The decision by President Donald Trump to pull the U.S. out of the Paris Climate Accord has pushed environmentalists to file several lawsuits against the federal Environmental Protection Agency.
The Sierra Club and its allies filed a lawsuit in June against the EPA and its administrator Scott Pruitt. It seeks to block the Trump administration from suspending for 90 days the first ever national standards for the oil and gas industry aimed at curbing air pollution from methane, a greenhouse gas that is 87 times more potent than carbon dioxide while in the atmosphere.
Andres Restrepo is a staff attorney with The Sierra Club. "The most important aspect of this rule were requirements that oil and gas operators at new well sites and at new compressor stations perform annual inspections to detect and repair leaking components. The majority of the standards emission reduction benefits would have come from those provisions. The Obama administration finalized this rule in June of 2016, and the leak detection and repair requirement, the deadline for the initial inspection for these oil and gas companies was supposed to be as early as June, 2017."
On July 13th, the EPA won a two-week reprieve from a three-judge federal court panel on implementing methane release rules. Activists argue the Clean Air Act doesn’t permit EPA to suspend or delay finalized emission standards, so the methane safeguards should go into effect immediately. The Sierra Club lawsuit essentially demands the rule be enforced. Businesses say they cannot bear the cost of making changes to equipment as the rule requires.
An agency spokesperson told WAMC, the EPA does not comment on pending litigation. Another lawsuit filed in July asks the federal courts to stop the EPA's delay in implementing revised smog standards, which the agency admits will prevent 230-thousand asthma attacks and 160-thousand missed school days for children, potentially saving hundreds of lives each year. According to Seth Johnson, an attorney with the environmental law group Earthjustice, although states have submitted the required data on ozone levels to the EPA, the agency wants to delay implementation for a year, which would affect "...all of Connecticut. The New York City Area. Areas in Ohio: Columbus, Cleveland. Those are places that, when the wind blows, it often blows the harmful pollutants toward upstate New York, and all the way down across the Northeast all the way to Maine."

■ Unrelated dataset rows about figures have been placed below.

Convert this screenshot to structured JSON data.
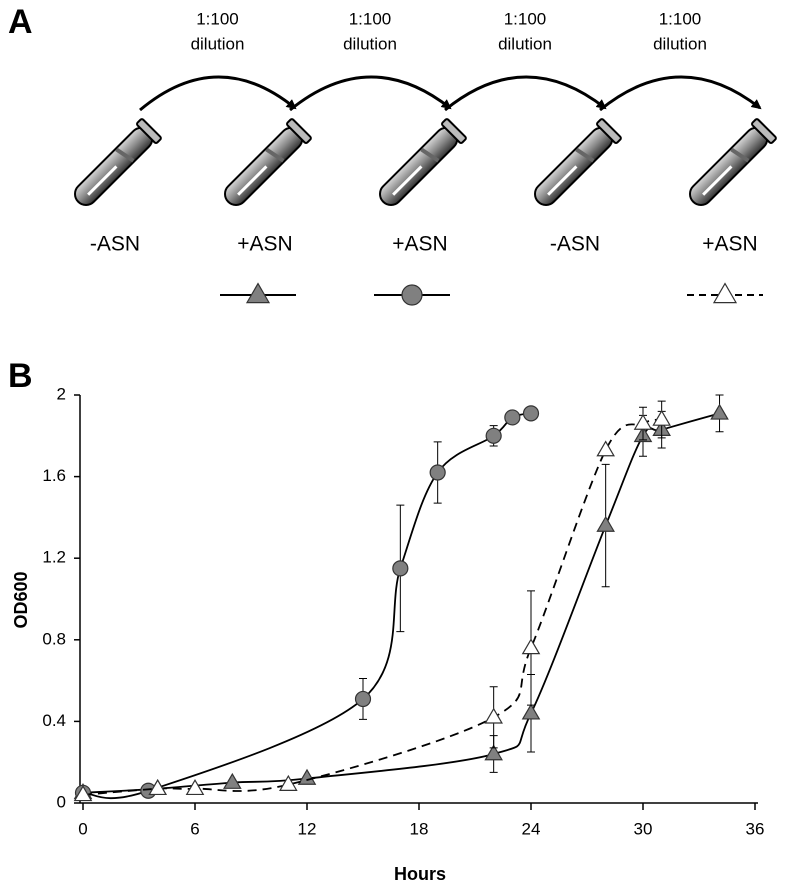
{
  "panel_a": {
    "label": "A",
    "dilutions": [
      [
        "1:100",
        "dilution"
      ],
      [
        "1:100",
        "dilution"
      ],
      [
        "1:100",
        "dilution"
      ],
      [
        "1:100",
        "dilution"
      ]
    ],
    "conditions": [
      "-ASN",
      "+ASN",
      "+ASN",
      "-ASN",
      "+ASN"
    ]
  },
  "chart_data": {
    "type": "line",
    "panel_label": "B",
    "x_label": "Hours",
    "y_label": "OD600",
    "xlim": [
      0,
      36
    ],
    "xticks": [
      0,
      6,
      12,
      18,
      24,
      30,
      36
    ],
    "ylim": [
      0,
      2
    ],
    "yticks": [
      0,
      0.4,
      0.8,
      1.2,
      1.6,
      2
    ],
    "series": [
      {
        "color": "#808080",
        "marker": "triangle",
        "dash": false,
        "x": [
          0,
          4,
          8,
          12,
          22,
          24,
          28,
          30,
          31,
          34.1
        ],
        "values": [
          0.05,
          0.07,
          0.1,
          0.12,
          0.24,
          0.44,
          1.36,
          1.8,
          1.83,
          1.91
        ],
        "errors": [
          null,
          null,
          null,
          null,
          0.09,
          0.19,
          0.3,
          0.1,
          0.09,
          0.09
        ]
      },
      {
        "color": "#808080",
        "marker": "circle",
        "dash": false,
        "x": [
          0,
          3.5,
          15,
          17,
          19,
          22,
          23,
          24
        ],
        "values": [
          0.05,
          0.06,
          0.51,
          1.15,
          1.62,
          1.8,
          1.89,
          1.91
        ],
        "errors": [
          null,
          null,
          0.1,
          0.31,
          0.15,
          0.05,
          null,
          null
        ]
      },
      {
        "color": "#ffffff",
        "marker": "triangle",
        "dash": true,
        "x": [
          0,
          4,
          6,
          11,
          22,
          24,
          28,
          30,
          31
        ],
        "values": [
          0.04,
          0.07,
          0.07,
          0.09,
          0.42,
          0.76,
          1.73,
          1.86,
          1.88
        ],
        "errors": [
          null,
          null,
          null,
          null,
          0.15,
          0.28,
          null,
          0.08,
          0.09
        ]
      }
    ]
  }
}
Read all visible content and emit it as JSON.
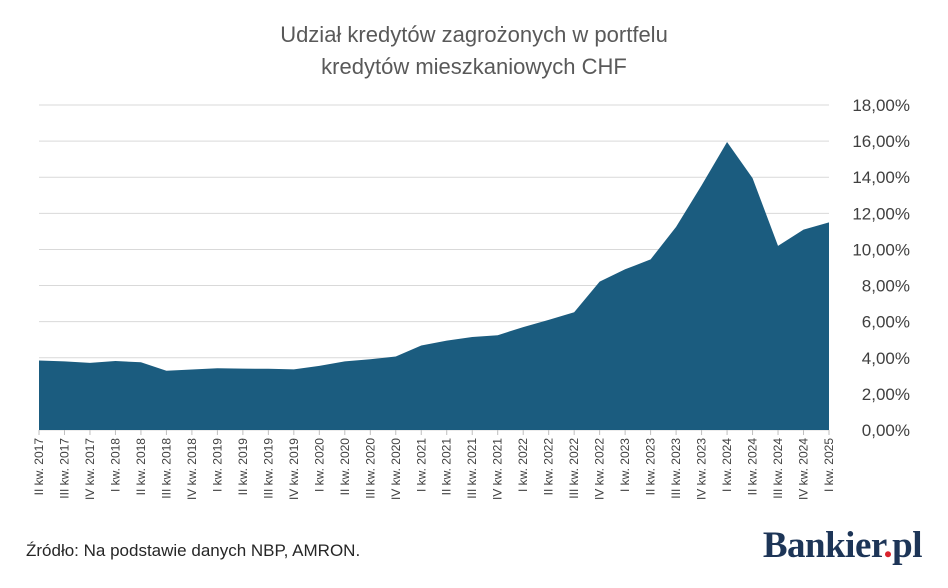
{
  "chart_data": {
    "type": "area",
    "title_line1": "Udział kredytów zagrożonych w portfelu",
    "title_line2": "kredytów mieszkaniowych CHF",
    "categories": [
      "II kw. 2017",
      "III kw. 2017",
      "IV kw. 2017",
      "I kw. 2018",
      "II kw. 2018",
      "III kw. 2018",
      "IV kw. 2018",
      "I kw. 2019",
      "II kw. 2019",
      "III kw. 2019",
      "IV kw. 2019",
      "I kw. 2020",
      "II kw. 2020",
      "III kw. 2020",
      "IV kw. 2020",
      "I kw. 2021",
      "II kw. 2021",
      "III kw. 2021",
      "IV kw. 2021",
      "I kw. 2022",
      "II kw. 2022",
      "III kw. 2022",
      "IV kw. 2022",
      "I kw. 2023",
      "II kw. 2023",
      "III kw. 2023",
      "IV kw. 2023",
      "I kw. 2024",
      "II kw. 2024",
      "III kw. 2024",
      "IV kw. 2024",
      "I kw. 2025"
    ],
    "values": [
      3.85,
      3.8,
      3.72,
      3.82,
      3.75,
      3.28,
      3.35,
      3.42,
      3.4,
      3.39,
      3.36,
      3.55,
      3.8,
      3.92,
      4.07,
      4.68,
      4.95,
      5.15,
      5.25,
      5.7,
      6.1,
      6.52,
      8.22,
      8.9,
      9.45,
      11.25,
      13.55,
      15.95,
      13.95,
      10.2,
      11.1,
      11.5
    ],
    "y_axis": {
      "position": "right",
      "min": 0,
      "max": 18,
      "ticks": [
        "0,00%",
        "2,00%",
        "4,00%",
        "6,00%",
        "8,00%",
        "10,00%",
        "12,00%",
        "14,00%",
        "16,00%",
        "18,00%"
      ]
    },
    "grid": true,
    "legend": "none",
    "fill_color": "#1b5c7f",
    "grid_color": "#d9d9d9"
  },
  "footer": {
    "source": "Źródło: Na podstawie danych NBP, AMRON.",
    "logo_main": "Bankier",
    "logo_dot": ".",
    "logo_tld": "pl"
  }
}
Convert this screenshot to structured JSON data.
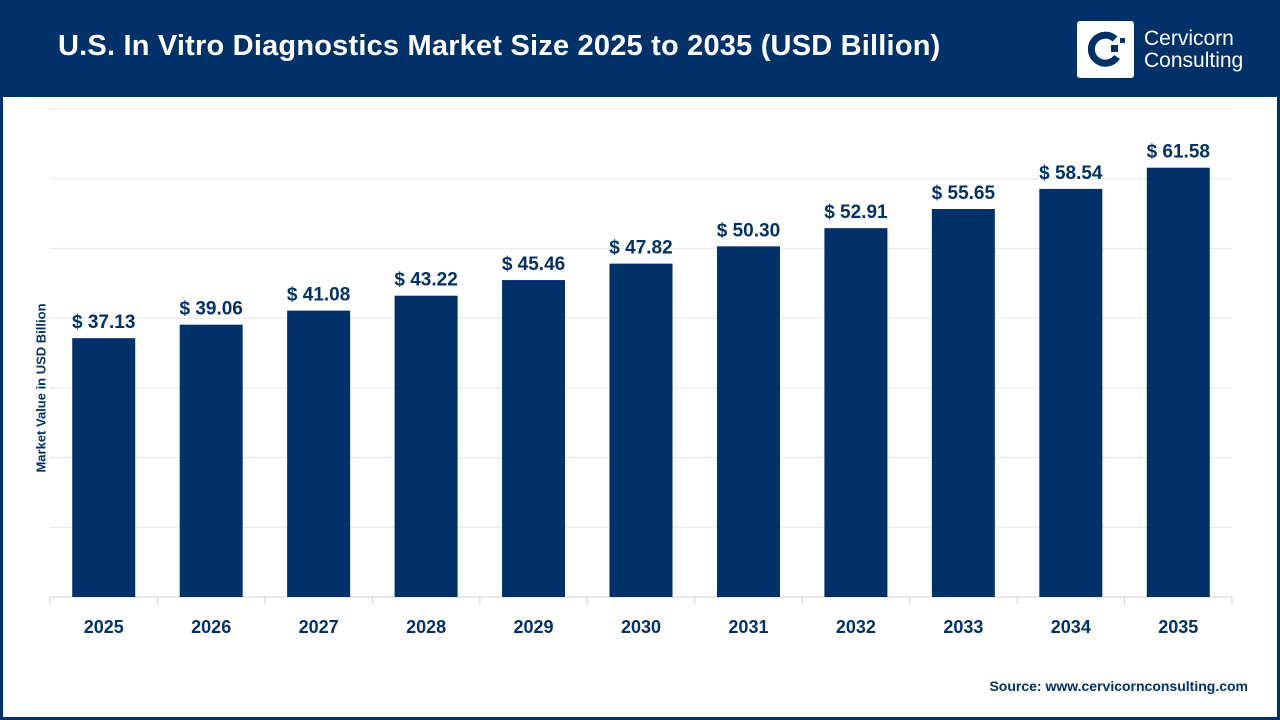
{
  "header": {
    "title": "U.S. In Vitro Diagnostics Market Size 2025 to 2035 (USD Billion)"
  },
  "logo": {
    "line1": "Cervicorn",
    "line2": "Consulting"
  },
  "source": "Source: www.cervicornconsulting.com",
  "colors": {
    "brand": "#003169",
    "bar": "#003169",
    "grid": "#e6e6e6"
  },
  "chart_data": {
    "type": "bar",
    "title": "U.S. In Vitro Diagnostics Market Size 2025 to 2035 (USD Billion)",
    "xlabel": "",
    "ylabel": "Market Value in USD Billion",
    "categories": [
      "2025",
      "2026",
      "2027",
      "2028",
      "2029",
      "2030",
      "2031",
      "2032",
      "2033",
      "2034",
      "2035"
    ],
    "values": [
      37.13,
      39.06,
      41.08,
      43.22,
      45.46,
      47.82,
      50.3,
      52.91,
      55.65,
      58.54,
      61.58
    ],
    "data_labels": [
      "$ 37.13",
      "$ 39.06",
      "$ 41.08",
      "$ 43.22",
      "$ 45.46",
      "$ 47.82",
      "$ 50.30",
      "$ 52.91",
      "$ 55.65",
      "$ 58.54",
      "$ 61.58"
    ],
    "ylim": [
      0,
      70
    ],
    "grid": true,
    "y_tick_labels_shown": false,
    "legend": "none"
  }
}
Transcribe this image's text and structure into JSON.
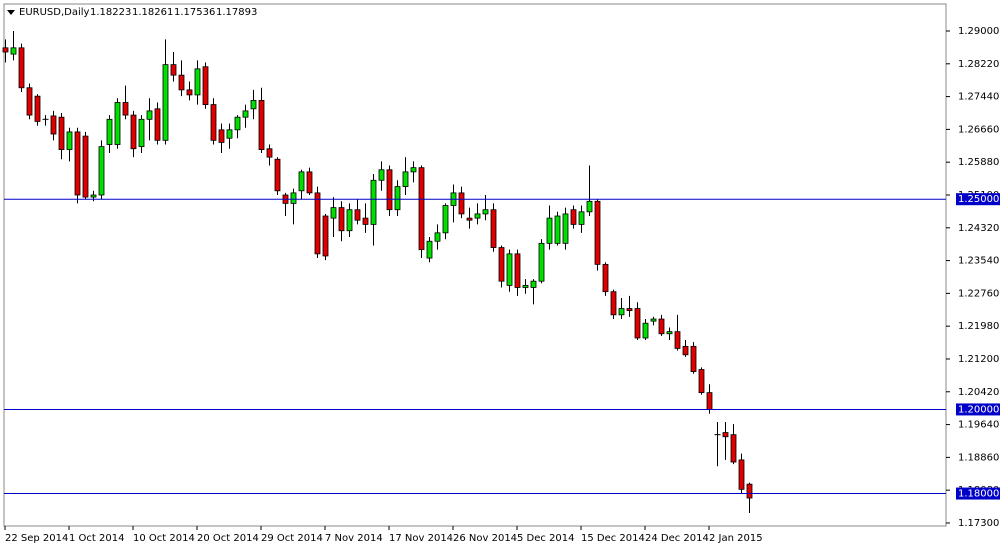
{
  "chart_data": {
    "type": "candlestick",
    "title": "EURUSD,Daily",
    "categories": [
      "22 Sep 2014",
      null,
      null,
      null,
      null,
      null,
      null,
      null,
      "1 Oct 2014",
      null,
      null,
      null,
      null,
      null,
      null,
      null,
      "10 Oct 2014",
      null,
      null,
      null,
      null,
      null,
      null,
      null,
      "20 Oct 2014",
      null,
      null,
      null,
      null,
      null,
      null,
      null,
      "29 Oct 2014",
      null,
      null,
      null,
      null,
      null,
      null,
      null,
      "7 Nov 2014",
      null,
      null,
      null,
      null,
      null,
      null,
      null,
      "17 Nov 2014",
      null,
      null,
      null,
      null,
      null,
      null,
      null,
      "26 Nov 2014",
      null,
      null,
      null,
      null,
      null,
      null,
      null,
      "5 Dec 2014",
      null,
      null,
      null,
      null,
      null,
      null,
      null,
      "15 Dec 2014",
      null,
      null,
      null,
      null,
      null,
      null,
      null,
      "24 Dec 2014",
      null,
      null,
      null,
      null,
      null,
      null,
      null,
      "2 Jan 2015",
      null,
      null,
      null,
      null,
      null
    ],
    "open": [
      1.286,
      1.2845,
      1.286,
      1.2765,
      1.2745,
      1.269,
      1.2698,
      1.2695,
      1.2618,
      1.266,
      1.265,
      1.2505,
      1.251,
      1.263,
      1.263,
      1.273,
      1.27,
      1.2625,
      1.269,
      1.2715,
      1.264,
      1.282,
      1.2795,
      1.276,
      1.2748,
      1.2815,
      1.2725,
      1.2665,
      1.2645,
      1.2665,
      1.2695,
      1.2715,
      1.2735,
      1.262,
      1.2595,
      1.251,
      1.249,
      1.252,
      1.2565,
      1.2515,
      1.246,
      1.2455,
      1.248,
      1.2425,
      1.2475,
      1.2455,
      1.244,
      1.2545,
      1.257,
      1.2475,
      1.253,
      1.2565,
      1.2575,
      1.236,
      1.24,
      1.242,
      1.2485,
      1.2515,
      1.2455,
      1.2455,
      1.2465,
      1.2475,
      1.2385,
      1.2295,
      1.237,
      1.229,
      1.229,
      1.2305,
      1.2395,
      1.2395,
      1.2395,
      1.2475,
      1.244,
      1.247,
      1.2495,
      1.2345,
      1.228,
      1.2225,
      1.224,
      1.224,
      1.217,
      1.221,
      1.2215,
      1.218,
      1.2185,
      1.215,
      1.215,
      1.2095,
      1.204,
      1.194,
      1.1945,
      1.194,
      1.188,
      1.18223
    ],
    "high": [
      1.288,
      1.29,
      1.287,
      1.2775,
      1.275,
      1.27,
      1.271,
      1.2705,
      1.267,
      1.267,
      1.266,
      1.252,
      1.264,
      1.27,
      1.274,
      1.277,
      1.271,
      1.27,
      1.274,
      1.273,
      1.288,
      1.285,
      1.283,
      1.278,
      1.283,
      1.2825,
      1.274,
      1.268,
      1.268,
      1.27,
      1.2725,
      1.276,
      1.2765,
      1.263,
      1.26,
      1.2515,
      1.2525,
      1.257,
      1.2575,
      1.253,
      1.2465,
      1.2505,
      1.2495,
      1.249,
      1.25,
      1.249,
      1.256,
      1.259,
      1.258,
      1.2545,
      1.26,
      1.259,
      1.258,
      1.241,
      1.244,
      1.249,
      1.2535,
      1.253,
      1.248,
      1.249,
      1.251,
      1.249,
      1.239,
      1.238,
      1.238,
      1.231,
      1.231,
      1.2405,
      1.2485,
      1.247,
      1.248,
      1.2485,
      1.2485,
      1.258,
      1.25,
      1.235,
      1.2285,
      1.2265,
      1.227,
      1.2255,
      1.2215,
      1.222,
      1.2225,
      1.2195,
      1.2225,
      1.2165,
      1.216,
      1.21,
      1.206,
      1.197,
      1.197,
      1.1965,
      1.1895,
      1.18261
    ],
    "low": [
      1.2825,
      1.283,
      1.2755,
      1.269,
      1.2675,
      1.2675,
      1.264,
      1.2595,
      1.259,
      1.249,
      1.25,
      1.2495,
      1.25,
      1.261,
      1.262,
      1.269,
      1.26,
      1.261,
      1.264,
      1.263,
      1.263,
      1.278,
      1.2745,
      1.2735,
      1.2725,
      1.2715,
      1.263,
      1.261,
      1.262,
      1.2645,
      1.267,
      1.269,
      1.261,
      1.258,
      1.251,
      1.246,
      1.244,
      1.25,
      1.251,
      1.236,
      1.2355,
      1.241,
      1.24,
      1.241,
      1.244,
      1.242,
      1.239,
      1.252,
      1.246,
      1.246,
      1.251,
      1.254,
      1.236,
      1.235,
      1.238,
      1.2405,
      1.2445,
      1.2455,
      1.243,
      1.244,
      1.245,
      1.2375,
      1.229,
      1.228,
      1.227,
      1.2275,
      1.225,
      1.23,
      1.238,
      1.239,
      1.238,
      1.243,
      1.242,
      1.246,
      1.233,
      1.227,
      1.2215,
      1.2215,
      1.222,
      1.2165,
      1.2165,
      1.22,
      1.2175,
      1.2165,
      1.214,
      1.2125,
      1.2085,
      1.2035,
      1.199,
      1.1865,
      1.188,
      1.187,
      1.18,
      1.17536
    ],
    "close": [
      1.285,
      1.286,
      1.2765,
      1.27,
      1.2685,
      1.2688,
      1.2655,
      1.2618,
      1.266,
      1.251,
      1.2505,
      1.251,
      1.2625,
      1.269,
      1.273,
      1.27,
      1.262,
      1.269,
      1.271,
      1.264,
      1.282,
      1.2795,
      1.276,
      1.2748,
      1.281,
      1.2725,
      1.264,
      1.2635,
      1.2665,
      1.2695,
      1.271,
      1.2735,
      1.2618,
      1.26,
      1.252,
      1.249,
      1.2515,
      1.2565,
      1.2515,
      1.237,
      1.2365,
      1.248,
      1.2425,
      1.2475,
      1.245,
      1.244,
      1.2545,
      1.257,
      1.2475,
      1.253,
      1.2565,
      1.2575,
      1.238,
      1.24,
      1.242,
      1.2485,
      1.2515,
      1.2465,
      1.245,
      1.2465,
      1.2475,
      1.2385,
      1.2305,
      1.237,
      1.229,
      1.2295,
      1.2305,
      1.2395,
      1.2455,
      1.246,
      1.2465,
      1.244,
      1.247,
      1.2495,
      1.2345,
      1.228,
      1.2225,
      1.224,
      1.2235,
      1.217,
      1.2205,
      1.2215,
      1.218,
      1.2185,
      1.2145,
      1.213,
      1.209,
      1.204,
      1.2,
      1.194,
      1.1935,
      1.1875,
      1.181,
      1.17893
    ],
    "ylim": [
      1.17228,
      1.29642
    ],
    "yticks": [
      {
        "value": 1.29,
        "label": "1.29000"
      },
      {
        "value": 1.2822,
        "label": "1.28220"
      },
      {
        "value": 1.2744,
        "label": "1.27440"
      },
      {
        "value": 1.2666,
        "label": "1.26660"
      },
      {
        "value": 1.2588,
        "label": "1.25880"
      },
      {
        "value": 1.251,
        "label": "1.25100"
      },
      {
        "value": 1.2432,
        "label": "1.24320"
      },
      {
        "value": 1.2354,
        "label": "1.23540"
      },
      {
        "value": 1.2276,
        "label": "1.22760"
      },
      {
        "value": 1.2198,
        "label": "1.21980"
      },
      {
        "value": 1.212,
        "label": "1.21200"
      },
      {
        "value": 1.2042,
        "label": "1.20420"
      },
      {
        "value": 1.1964,
        "label": "1.19640"
      },
      {
        "value": 1.1886,
        "label": "1.18860"
      },
      {
        "value": 1.1808,
        "label": "1.18080"
      },
      {
        "value": 1.173,
        "label": "1.17300"
      }
    ],
    "hlines": [
      {
        "value": 1.25,
        "label": "1.25000"
      },
      {
        "value": 1.2,
        "label": "1.20000"
      },
      {
        "value": 1.18,
        "label": "1.18000"
      }
    ],
    "up_color": "#00e000",
    "down_color": "#e00000",
    "hline_color": "#0000c8"
  }
}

If the standard is enforced, designated areas will be required to reduce ozone-forming pollution to bring communities into compliance. Another greenhouse gas, Ozone takes its toll on children and seniors. Johnson adds that it can harm healthy adults too. "This is a case about delay. So, we're trying to stop a delay, so we've been trying to move pretty quickly. So at the same time we file our lawsuit, we asked the court here in Washington D.C. to give us relief as soon as possible. To strike down EPA's illegal action. I'd anticipate wrapping up the briefing on that motion in probably mid-August, and we'd hope for a decision from the court sometime in September."